Em relação ao Patrimônio Cultural Imaterial foram identificados mais de 15 manifestações diferentes na categoria de ofícios e modos de fazer, entre estas estão a importância dos trabalhos das bordadeiras da Associação dos Produtores Artesanais de Cruzeta (ASPOARC), o ofício das rezadeiras locais, o modo da fabricação de canoas dos artesãos locais como também o modo de confecção da tarrafa e da rede de pescar dos pescadores do local e ainda o modo de preparo da buchada de boi e da culinária típica da região (bolo preto, pamonha, canjica, sequilhos e etc.) Ainda foram identificadas algumas formas de expressões importantes como a Filarmônica XXIV de Outubro, o teatro de Bonecos de Mestre Marcelino, o artesanato de couro de Seu Jairo, a cerâmica de barro de Dona Helena, as bonecas de pano de Dona Bina e a renda de bilro de Dona Hozana. Algumas importantes celebrações também foram pesquisadas como a Festa de Nossa Senhora dos Remédios, padroeira da cidade, a Festa da Colheita realizada no mês de Junho e o Carnaval de Rua, entre outras.

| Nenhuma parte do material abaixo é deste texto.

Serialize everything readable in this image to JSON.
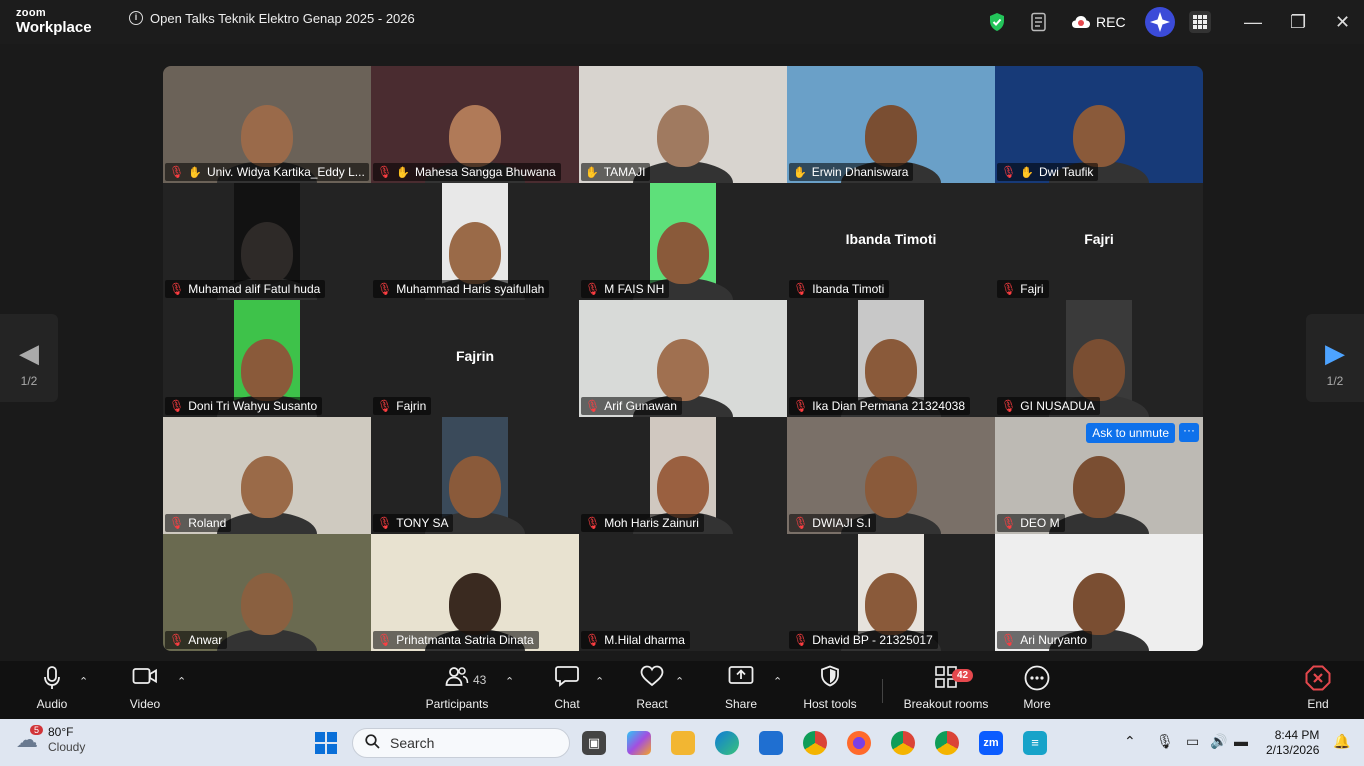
{
  "app": {
    "logo_line1": "zoom",
    "logo_line2": "Workplace",
    "meeting_title": "Open Talks Teknik Elektro Genap 2025 - 2026",
    "rec_label": "REC"
  },
  "participants": [
    {
      "name": "Univ. Widya Kartika_Eddy L...",
      "muted": true,
      "hand": true,
      "bg": "#6b6258",
      "skin": "#9a6a4a",
      "video": "full"
    },
    {
      "name": "Mahesa Sangga Bhuwana",
      "muted": true,
      "hand": true,
      "bg": "#4a2c30",
      "skin": "#b07a58",
      "video": "full"
    },
    {
      "name": "TAMAJI",
      "muted": false,
      "hand": true,
      "bg": "#d8d4cf",
      "skin": "#a07a60",
      "video": "full"
    },
    {
      "name": "Erwin Dhaniswara",
      "muted": false,
      "hand": true,
      "bg": "#6aa0c8",
      "skin": "#7a4e32",
      "video": "full",
      "active": true
    },
    {
      "name": "Dwi Taufik",
      "muted": true,
      "hand": true,
      "bg": "#173a78",
      "skin": "#8a5a3a",
      "video": "full"
    },
    {
      "name": "Muhamad alif Fatul huda",
      "muted": true,
      "hand": false,
      "bg": "#121212",
      "skin": "#2e2a28",
      "video": "narrow"
    },
    {
      "name": "Muhammad Haris syaifullah",
      "muted": true,
      "hand": false,
      "bg": "#e8e8e8",
      "skin": "#9a6a48",
      "video": "narrow"
    },
    {
      "name": "M FAIS NH",
      "muted": true,
      "hand": false,
      "bg": "#5ee07a",
      "skin": "#8a5a3a",
      "video": "narrow"
    },
    {
      "name": "Ibanda Timoti",
      "muted": true,
      "hand": false,
      "video": "none",
      "display": "Ibanda Timoti"
    },
    {
      "name": "Fajri",
      "muted": true,
      "hand": false,
      "video": "none",
      "display": "Fajri"
    },
    {
      "name": "Doni Tri Wahyu Susanto",
      "muted": true,
      "hand": false,
      "bg": "#3ec24a",
      "skin": "#8a5a3a",
      "video": "narrow"
    },
    {
      "name": "Fajrin",
      "muted": true,
      "hand": false,
      "video": "none",
      "display": "Fajrin"
    },
    {
      "name": "Arif Gunawan",
      "muted": true,
      "hand": false,
      "bg": "#d8dad8",
      "skin": "#a07050",
      "video": "full"
    },
    {
      "name": "Ika Dian Permana 21324038",
      "muted": true,
      "hand": false,
      "bg": "#c8c8c8",
      "skin": "#8a5a3a",
      "video": "narrow"
    },
    {
      "name": "GI NUSADUA",
      "muted": true,
      "hand": false,
      "bg": "#3a3a3a",
      "skin": "#7a4e32",
      "video": "narrow"
    },
    {
      "name": "Roland",
      "muted": true,
      "hand": false,
      "bg": "#cfcac0",
      "skin": "#9a6a48",
      "video": "full"
    },
    {
      "name": "TONY SA",
      "muted": true,
      "hand": false,
      "bg": "#3a4a5a",
      "skin": "#8a5a3a",
      "video": "narrow"
    },
    {
      "name": "Moh Haris Zainuri",
      "muted": true,
      "hand": false,
      "bg": "#d0c8c0",
      "skin": "#9a6040",
      "video": "narrow"
    },
    {
      "name": "DWIAJI S.I",
      "muted": true,
      "hand": false,
      "bg": "#7a7068",
      "skin": "#8a5a3a",
      "video": "full"
    },
    {
      "name": "DEO M",
      "muted": true,
      "hand": false,
      "bg": "#bdbab4",
      "skin": "#7a4e32",
      "video": "full",
      "ask_unmute": true
    },
    {
      "name": "Anwar",
      "muted": true,
      "hand": false,
      "bg": "#6a6a50",
      "skin": "#8a6040",
      "video": "full"
    },
    {
      "name": "Prihatmanta Satria Dinata",
      "muted": true,
      "hand": false,
      "bg": "#e8e2d0",
      "skin": "#3a2a20",
      "video": "full"
    },
    {
      "name": "M.Hilal dharma",
      "muted": true,
      "hand": false,
      "video": "none",
      "display": ""
    },
    {
      "name": "Dhavid BP - 21325017",
      "muted": true,
      "hand": false,
      "bg": "#e6e2dc",
      "skin": "#8a5a3a",
      "video": "narrow"
    },
    {
      "name": "Ari Nuryanto",
      "muted": true,
      "hand": false,
      "bg": "#eeeeee",
      "skin": "#7a4e32",
      "video": "full"
    }
  ],
  "tile_overlay": {
    "ask_unmute_label": "Ask to unmute",
    "more_label": "···"
  },
  "pager": {
    "left_page": "1/2",
    "right_page": "1/2"
  },
  "toolbar": {
    "audio": "Audio",
    "video": "Video",
    "participants": "Participants",
    "participants_count": "43",
    "chat": "Chat",
    "react": "React",
    "share": "Share",
    "host_tools": "Host tools",
    "breakout_rooms": "Breakout rooms",
    "breakout_badge": "42",
    "more": "More",
    "end": "End"
  },
  "taskbar": {
    "weather_badge": "5",
    "temperature": "80°F",
    "condition": "Cloudy",
    "search_placeholder": "Search",
    "time": "8:44 PM",
    "date": "2/13/2026"
  },
  "colors": {
    "active_speaker": "#23d96b",
    "muted": "#e5484d",
    "accent": "#0e71eb"
  }
}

Por último, também foram mapeados e identificados importantes lugares para a comunidade local tanto por significarem espaços de sociabilidades como por estarem associados à memória e a história da localidade, como são os casos do Açude Público Municipal, da Praça de Eventos, do Mercado Público Municipal, da Igreja Matriz, da Escola Otávio Lamartine e do Cruzeiro das Almas.

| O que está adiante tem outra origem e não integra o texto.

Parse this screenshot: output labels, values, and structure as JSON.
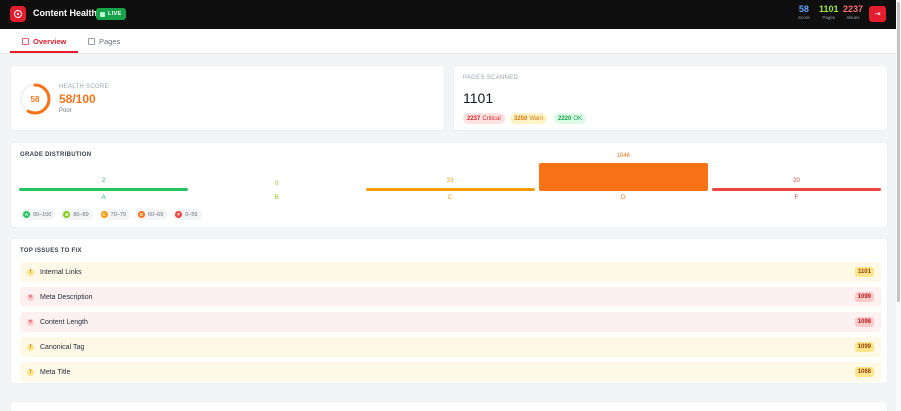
{
  "header": {
    "app_title": "Content Health",
    "live_badge": "LIVE",
    "logo_icon": "target-icon",
    "exit_icon": "exit-icon",
    "stats": [
      {
        "value": "58",
        "label": "Score",
        "color": "#60a5fa"
      },
      {
        "value": "1101",
        "label": "Pages",
        "color": "#a3e635"
      },
      {
        "value": "2237",
        "label": "Issues",
        "color": "#f87171"
      }
    ]
  },
  "tabs": [
    {
      "label": "Overview",
      "icon": "chart-icon",
      "active": true
    },
    {
      "label": "Pages",
      "icon": "document-icon",
      "active": false
    }
  ],
  "health": {
    "label": "HEALTH SCORE",
    "ring_value": "58",
    "value": "58/100",
    "status": "Poor",
    "score": 58,
    "accent": "#f97316"
  },
  "pages_scanned": {
    "label": "PAGES SCANNED",
    "value": "1101",
    "pills": [
      {
        "count": "2237",
        "label": "Critical"
      },
      {
        "count": "3250",
        "label": "Warn"
      },
      {
        "count": "2220",
        "label": "OK"
      }
    ]
  },
  "grades": {
    "title": "GRADE DISTRIBUTION",
    "items": [
      {
        "letter": "A",
        "count": "2",
        "value": 2,
        "color": "#22c55e"
      },
      {
        "letter": "B",
        "count": "0",
        "value": 0,
        "color": "#84cc16"
      },
      {
        "letter": "C",
        "count": "33",
        "value": 33,
        "color": "#f59e0b"
      },
      {
        "letter": "D",
        "count": "1046",
        "value": 1046,
        "color": "#f97316"
      },
      {
        "letter": "F",
        "count": "20",
        "value": 20,
        "color": "#ef4444"
      }
    ],
    "legend": [
      {
        "letter": "A",
        "range": "90–100",
        "color": "#22c55e"
      },
      {
        "letter": "B",
        "range": "80–89",
        "color": "#84cc16"
      },
      {
        "letter": "C",
        "range": "70–79",
        "color": "#f59e0b"
      },
      {
        "letter": "D",
        "range": "60–69",
        "color": "#f97316"
      },
      {
        "letter": "F",
        "range": "0–59",
        "color": "#ef4444"
      }
    ]
  },
  "issues": {
    "title": "TOP ISSUES TO FIX",
    "items": [
      {
        "name": "Internal Links",
        "count": "1101",
        "severity": "warn",
        "icon": "!"
      },
      {
        "name": "Meta Description",
        "count": "1099",
        "severity": "error",
        "icon": "×"
      },
      {
        "name": "Content Length",
        "count": "1098",
        "severity": "error",
        "icon": "×"
      },
      {
        "name": "Canonical Tag",
        "count": "1099",
        "severity": "warn",
        "icon": "!"
      },
      {
        "name": "Meta Title",
        "count": "1068",
        "severity": "warn",
        "icon": "!"
      }
    ]
  }
}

Contudo a execução deste projeto serviu como um modelo a ser aplicado e seguido por outras propostas que venham a contemplar iniciativas afins no município de Cruzeta e até mesmo em outras localidades. Como os próprios alunos se expressaram nas avaliações das oficinas, estas se constituíram numa forma bastante “apropriada e prazerosa” de proporcioná-los um contato mais produtivo e consciente com a sua história e patrimônio Cultural revelando para estes a sua importante participação como agentes capazes de mudar a sua história em defesa dos bens culturais que os identificam, os moldam e os expressam resguardando-os para que as futuras gerações conheçam e valorizem seus tesouros de identidade.